Dit autrement, en empruntant ici les mots toujours éclairants de Michael Baxandall au sujet d’une œuvre de Picasso, cela conduit au fond à viser une impossibilité : « Il est clair que le tableau [de Pollock] suppose des milliers de décisions positives ou négatives, de perceptions et d’anticipations dont nul récit ne saura restituer la complexité » (Formes de l’intention, éd. Jacqueline Chambon, 1991, p. 113).
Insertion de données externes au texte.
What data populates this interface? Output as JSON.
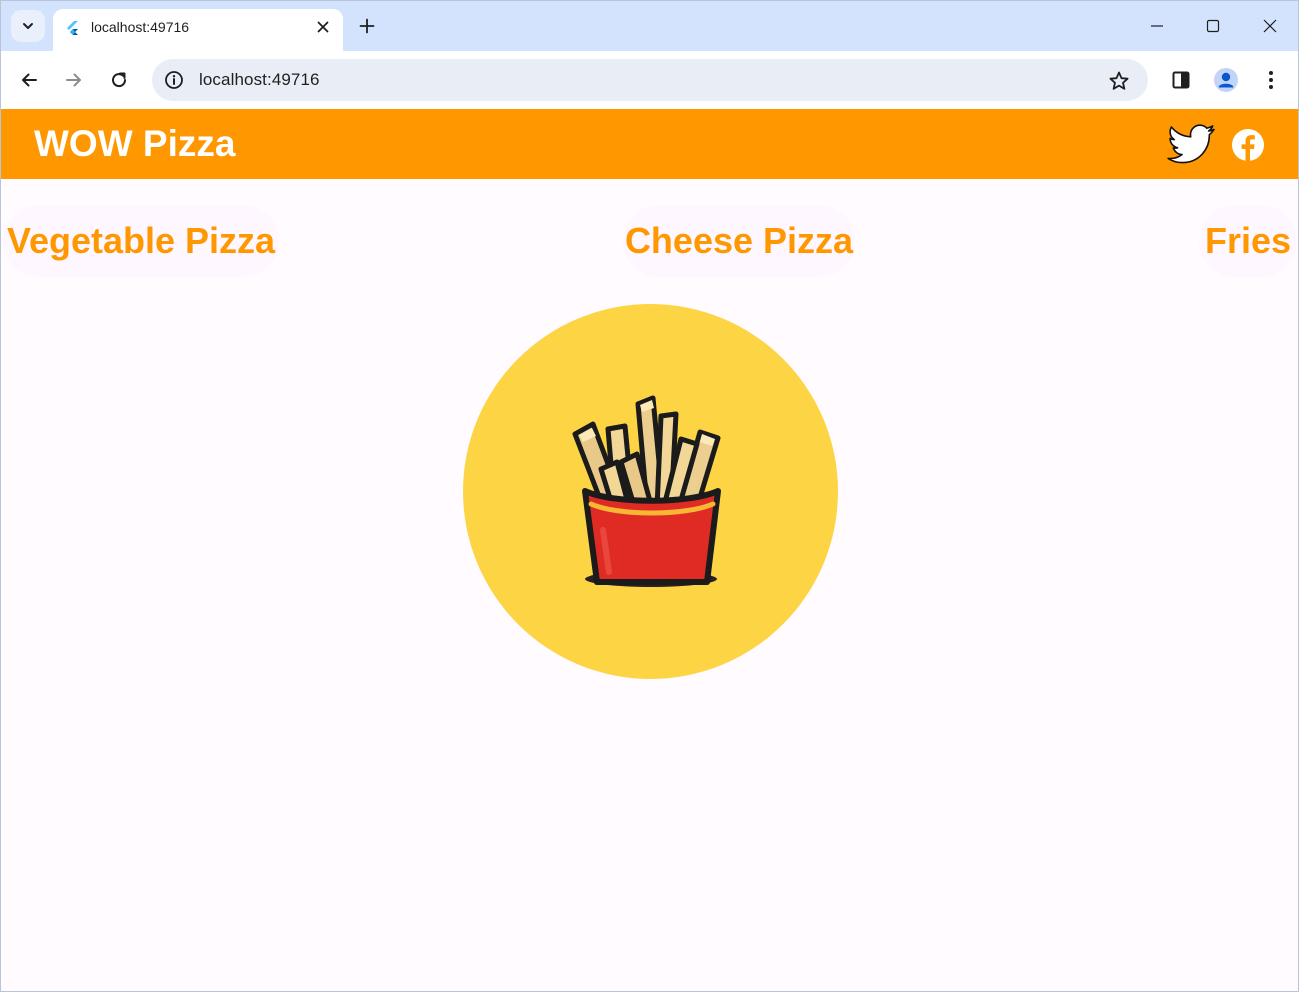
{
  "browser": {
    "tab": {
      "title": "localhost:49716"
    },
    "address_bar": {
      "url": "localhost:49716"
    }
  },
  "app": {
    "title": "WOW Pizza",
    "social": [
      "twitter-icon",
      "facebook-icon"
    ]
  },
  "menu": {
    "items": [
      {
        "label": "Vegetable Pizza"
      },
      {
        "label": "Cheese Pizza"
      },
      {
        "label": "Fries"
      }
    ],
    "selected": "Fries"
  },
  "hero": {
    "icon": "fries-icon"
  },
  "colors": {
    "accent": "#ff9800",
    "background": "#fffbfe",
    "circle": "#fdd444",
    "fries_box": "#e53935"
  }
}
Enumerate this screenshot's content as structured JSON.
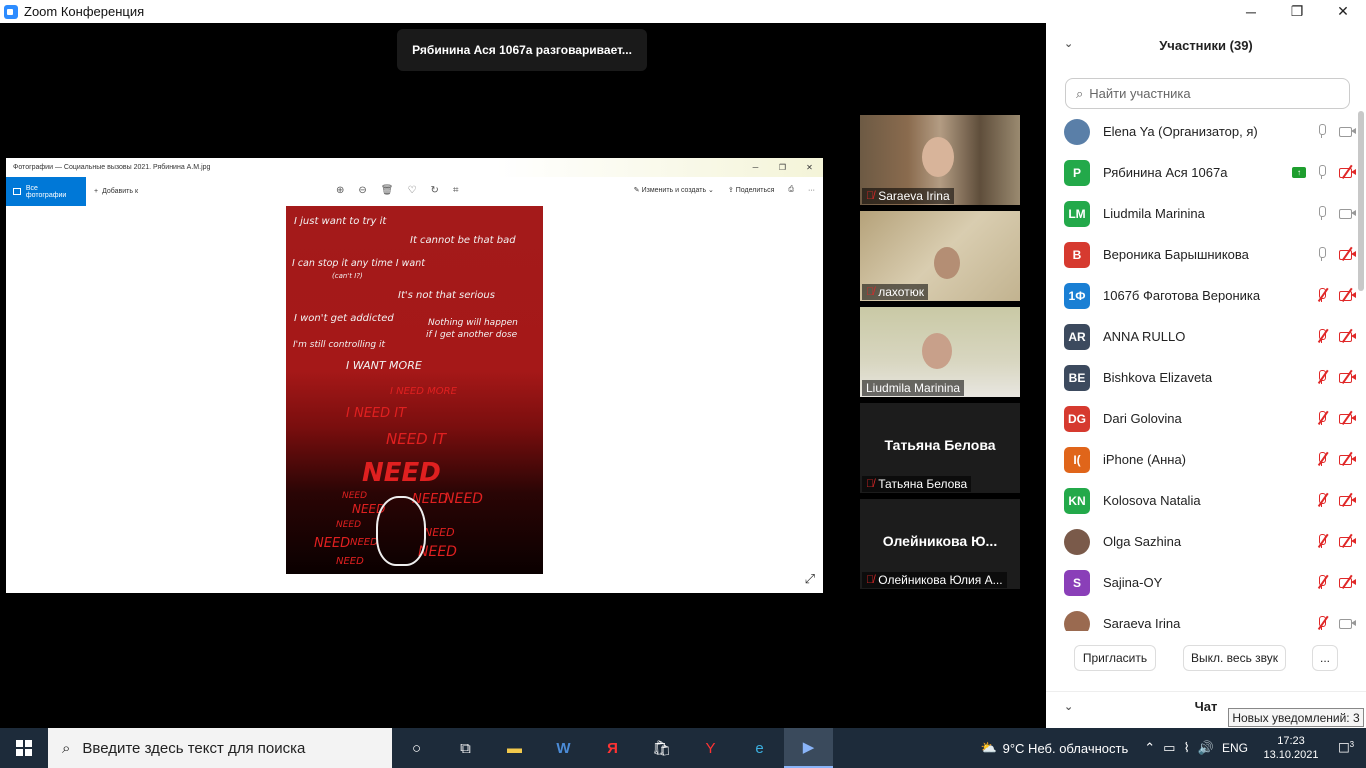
{
  "window": {
    "title": "Zoom Конференция",
    "minimize": "─",
    "maximize": "❐",
    "close": "✕"
  },
  "main": {
    "speaking_banner": "Рябинина Ася 1067а разговаривает..."
  },
  "photos": {
    "title": "Фотографии — Социальные вызовы 2021. Рябинина А.М.jpg",
    "all_photos": "Все фотографии",
    "add_to": "Добавить к",
    "edit_create": "Изменить и создать",
    "share": "Поделиться",
    "more": "···",
    "poster": {
      "lines": [
        "I just want to try it",
        "It cannot be that bad",
        "I can stop it any time I want",
        "(can't I?)",
        "It's not that serious",
        "I won't get addicted",
        "Nothing will happen",
        "if I get another dose",
        "I'm still controlling it",
        "I WANT MORE"
      ],
      "red_lines": [
        "I NEED MORE",
        "I NEED IT",
        "NEED IT",
        "NEED",
        "NEED",
        "NEED",
        "NEED",
        "NEED",
        "NEED",
        "NEED",
        "NEED",
        "NEED",
        "NEED",
        "NEED"
      ]
    }
  },
  "videos": [
    {
      "name": "Saraeva Irina",
      "muted": true
    },
    {
      "name": "лахотюк",
      "muted": true
    },
    {
      "name": "Liudmila Marinina",
      "muted": false
    },
    {
      "name": "Татьяна Белова",
      "bigname": "Татьяна Белова",
      "muted": true
    },
    {
      "name": "Олейникова Юлия А...",
      "bigname": "Олейникова  Ю...",
      "muted": true
    }
  ],
  "participants": {
    "header": "Участники (39)",
    "search_placeholder": "Найти участника",
    "list": [
      {
        "initials": "",
        "name": "Elena Ya (Организатор, я)",
        "color": "#5a7fa8",
        "mic": "on",
        "cam": "on",
        "photo": true
      },
      {
        "initials": "Р",
        "name": "Рябинина Ася 1067а",
        "color": "#23a94a",
        "mic": "on",
        "cam": "off",
        "sharing": true
      },
      {
        "initials": "LM",
        "name": "Liudmila Marinina",
        "color": "#23a94a",
        "mic": "on",
        "cam": "on"
      },
      {
        "initials": "В",
        "name": "Вероника Барышникова",
        "color": "#d63a2f",
        "mic": "on",
        "cam": "off"
      },
      {
        "initials": "1Ф",
        "name": "1067б Фаготова Вероника",
        "color": "#1a7fd4",
        "mic": "off",
        "cam": "off"
      },
      {
        "initials": "AR",
        "name": "ANNA RULLO",
        "color": "#3c4a5e",
        "mic": "off",
        "cam": "off"
      },
      {
        "initials": "BE",
        "name": "Bishkova Elizaveta",
        "color": "#3c4a5e",
        "mic": "off",
        "cam": "off"
      },
      {
        "initials": "DG",
        "name": "Dari Golovina",
        "color": "#d63a2f",
        "mic": "off",
        "cam": "off"
      },
      {
        "initials": "I(",
        "name": "iPhone (Анна)",
        "color": "#e0651a",
        "mic": "off",
        "cam": "off"
      },
      {
        "initials": "KN",
        "name": "Kolosova Natalia",
        "color": "#23a94a",
        "mic": "off",
        "cam": "off"
      },
      {
        "initials": "",
        "name": "Olga Sazhina",
        "color": "#7a5a4a",
        "mic": "off",
        "cam": "off",
        "photo": true
      },
      {
        "initials": "S",
        "name": "Sajina-OY",
        "color": "#8a3fb8",
        "mic": "off",
        "cam": "off"
      },
      {
        "initials": "",
        "name": "Saraeva Irina",
        "color": "#9a6a50",
        "mic": "off",
        "cam": "on",
        "photo": true
      }
    ],
    "invite": "Пригласить",
    "mute_all": "Выкл. весь звук",
    "more": "..."
  },
  "chat": {
    "header": "Чат",
    "notification": "Новых уведомлений: 3"
  },
  "taskbar": {
    "search_placeholder": "Введите здесь текст для поиска",
    "weather": "9°C  Неб. облачность",
    "lang": "ENG",
    "time": "17:23",
    "date": "13.10.2021",
    "notif_count": "3"
  }
}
Décisions, perceptions, anticipations : c’est pourtant bien à cela qu’on assiste lorsqu’on parcourt cette exposition, où l’arrière-plan des grands drippings ou pourings ne nous quitte jamais totalement, comme une image cachée, une image de dessous, dont on attend le surgissement avec une sorte de jubilation, sachant qu’on a affaire à un absolu de l’art moderne. 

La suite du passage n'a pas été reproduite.